Monarch Butterfly Citrus Snacks
Place two orange segments per child flat on the table making a butterfly shape. Add black string licorice antennae.

Bunny Snack
Use a pear half as the rabbit’s body.
Two mini carrots form the ears.
Raisins make the eyes.
And a cherry makes the nose.
Add a marshmallow for the tail.

Peanut Butter Edible Clay
1 cup Creamy peanut butter
1/2 cup Instant powdered milk
3 Tbsp. Honey
Peanuts, raisins, chocolate chips, mini M&Ms and coconut for decorating (optional)
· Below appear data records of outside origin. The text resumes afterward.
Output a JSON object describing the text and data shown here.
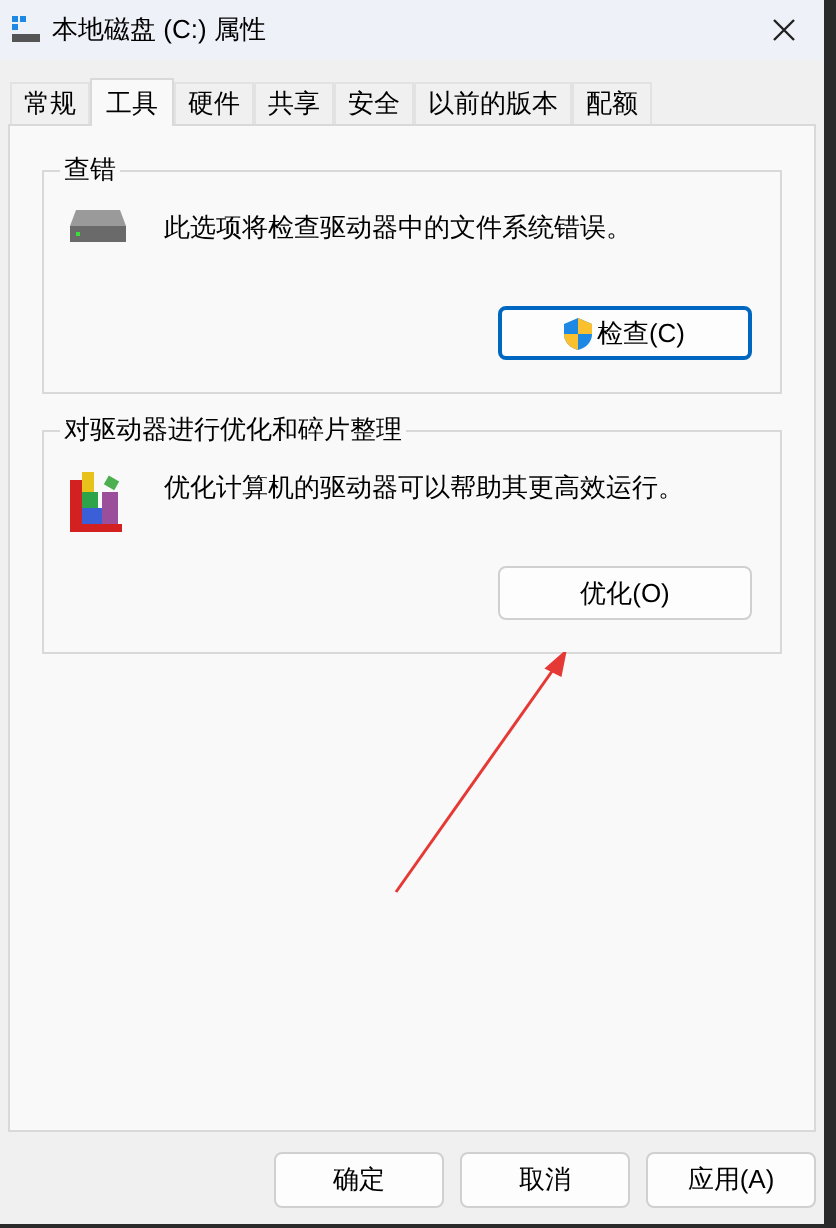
{
  "window": {
    "title": "本地磁盘 (C:) 属性"
  },
  "tabs": [
    {
      "label": "常规",
      "selected": false
    },
    {
      "label": "工具",
      "selected": true
    },
    {
      "label": "硬件",
      "selected": false
    },
    {
      "label": "共享",
      "selected": false
    },
    {
      "label": "安全",
      "selected": false
    },
    {
      "label": "以前的版本",
      "selected": false
    },
    {
      "label": "配额",
      "selected": false
    }
  ],
  "groups": [
    {
      "kind": "check",
      "title": "查错",
      "description": "此选项将检查驱动器中的文件系统错误。",
      "button": "检查(C)",
      "default": true
    },
    {
      "kind": "optimize",
      "title": "对驱动器进行优化和碎片整理",
      "description": "优化计算机的驱动器可以帮助其更高效运行。",
      "button": "优化(O)",
      "default": false
    }
  ],
  "buttons": [
    "确定",
    "取消",
    "应用(A)"
  ]
}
Stir the peanut butter, powdered milk and honey together in a medium-size bowl until dough is smooth. If mixture is dry and crumbly, add more honey. If it is too moist and sticky, add more powdered milk. Have children form their clay into a yummy edible animal. They can then decorate their artwork with peanuts, raisins, chocolate chips or coconut. Refrigerate unused clay in a sealed container.

Caterpillar Rolls
Pop-can dough (bread or biscuits)
Mini marshmallows
Mini M&M’s, mini chocolate chips, or raisins
Straight pretzel sticks

Divide dough into small equal sized pieces. Roll each piece into a ball. Place 4 balls in a straight line on a baking sheet (balls should be touching). Bake according to directions on package. Cool rolls and decorate.
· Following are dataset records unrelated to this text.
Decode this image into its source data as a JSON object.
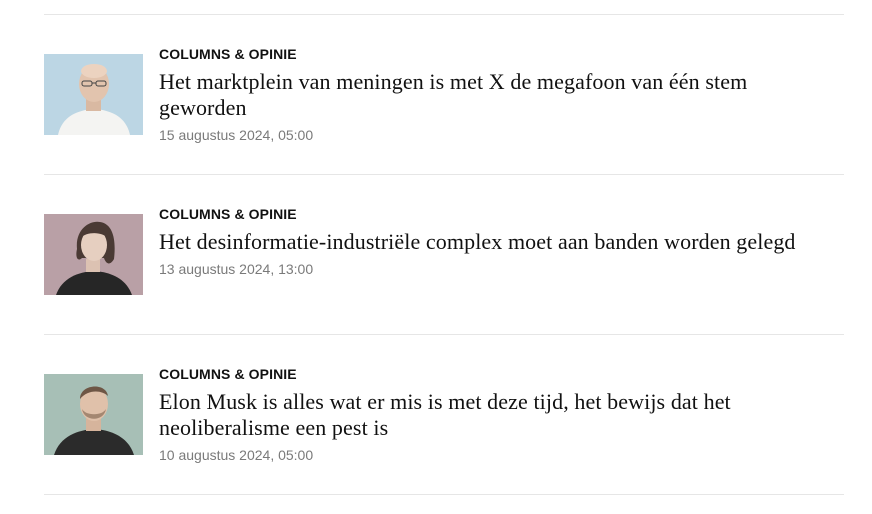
{
  "articles": [
    {
      "category": "COLUMNS & OPINIE",
      "title": "Het marktplein van meningen is met X de megafoon van één stem geworden",
      "date": "15 augustus 2024, 05:00",
      "thumb_bg": "#bcd6e4"
    },
    {
      "category": "COLUMNS & OPINIE",
      "title": "Het desinformatie-industriële complex moet aan banden worden gelegd",
      "date": "13 augustus 2024, 13:00",
      "thumb_bg": "#b9a0a6"
    },
    {
      "category": "COLUMNS & OPINIE",
      "title": "Elon Musk is alles wat er mis is met deze tijd, het bewijs dat het neoliberalisme een pest is",
      "date": "10 augustus 2024, 05:00",
      "thumb_bg": "#a7bfb6"
    }
  ]
}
To decorate: heat each marshmallow in microwave for 5 to 10 seconds or until it becomes soft, plump and sticky when pressed. Firmly press two marshmallows on caterpillar faces for eyes. Press M&M’s, chocolate chips, or raisins into each marshmallow. Place two straight pretzels into the top of head for antennas. Pierce one marshmallow with each pretzel stick for tip of antennae. – I’ve also used tube icing to decorate with spots, lines and shapes.

Fossil Layer Sandwiches
Make a six-layer stack sandwich by alternating the bread type (pumpernickel, white, and wheat) and the colored cream cheese. Add raisins (fossils) to find in your earth layers.

Tasty Turtles
Put peanut butter or cream cheese on a Ritz cracker. Place 5 raisins for head and legs and top with another Ritz cracker.

Peachy Spiders
Push 4 pretzel sticks into each side of a peach half for the spiders’ legs. Place 2 raisins on the peach for the spiders’ eyes.

Bird Nests
1 bag peanut butter chips (10 oz.)
1 Tbsp. Solid shortening (Crisco)
1 5 oz can chow mien noodles
1 bag M&M peanut candy or small jelly beans

Melt entire bag of chips and 1 Tbsp. of shortening slowly in microwave or double boiler on stove top. If using microwave, heat full power at intervals of 30 seconds or less until chips melt. You want the chips and shortening to be well blended and creamy and hot. Immediately pour the can of chow mien noodles into the peanut butter mixture and toss lightly to coat noodles. Do this quickly, making sure the noodles are evenly coated. Drop by spoonfuls onto wax paper and gently form into the shape of a nest, leaving a hollowed area in the center. You may need to reform your nests slightly as they cool. Place three M&Ms or jelly bean in the nest as the “eggs”. Each batch makes approximately 14 nests.